Ironically, Foliage Development "claimed that by offering abortions, Means would create safety issues and a public nuisance due to the daily protests by anti-abortion groups," Feminist Wire recently reported. Operation Rescue is now targeting Dr. Means; having gone so far as to put her home address on its website.

"I felt very much that the lawsuit was a tactic of the anti-abortion movement in Wichita," Means recently told MSNBC's Rachel Maddow. "Its effect has been that some realtors and properties that won't even talk to us or let us look at a property that's been open for two to three years now."

In late February, the Rachel Maddow program visited Means' current medical office in Wichita and interviewed office manager Andrea Hamil. The show's Laura Conaway reported that Hamil stated that "so many elements that mirror those in a literal war -- territory, strategy, intelligence-gathering, camaraderie, bravery and fear," are palpable. "The murder of Dr. Tiller is still very fresh in the minds of everyone here, a constant reminder of the violence at the fringe of the anti-abortion movement."

For now, the anti-abortion movement has succeeded in Wichita.
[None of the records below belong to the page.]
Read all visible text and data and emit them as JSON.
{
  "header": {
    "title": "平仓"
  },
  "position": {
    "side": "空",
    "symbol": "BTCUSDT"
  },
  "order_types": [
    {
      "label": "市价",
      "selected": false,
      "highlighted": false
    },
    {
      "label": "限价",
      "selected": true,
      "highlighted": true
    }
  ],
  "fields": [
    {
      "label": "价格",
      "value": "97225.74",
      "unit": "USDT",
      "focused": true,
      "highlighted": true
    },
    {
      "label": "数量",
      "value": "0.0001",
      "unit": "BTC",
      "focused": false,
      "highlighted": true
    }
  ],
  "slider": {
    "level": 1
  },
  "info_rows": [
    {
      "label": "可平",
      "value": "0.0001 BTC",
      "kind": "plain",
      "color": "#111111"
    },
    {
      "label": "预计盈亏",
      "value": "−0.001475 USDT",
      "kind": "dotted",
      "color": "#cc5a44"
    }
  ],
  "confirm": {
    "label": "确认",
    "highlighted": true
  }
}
Since Dr. Tiller's murder, no one has been able to take his place. Poor women in need of health care services and women in need of a safe and legal abortion have to travel hundreds of miles for services.
Operation Rescue is now targeting Dr. Means; having gone so far as to put her home address on its website.

In January, Means received a signed letter from a person alleged to have worked with an organization called "Kansan's for Life." The letter contained this chilling passage: "thousands of people are already looking into your background, not just from Wichita, but from all over the U.S. They know your habits and your routines, they know where you shop, who your friends are, what you drive, You will be checking under your car every day because maybe today will be the day someone places explosives under it."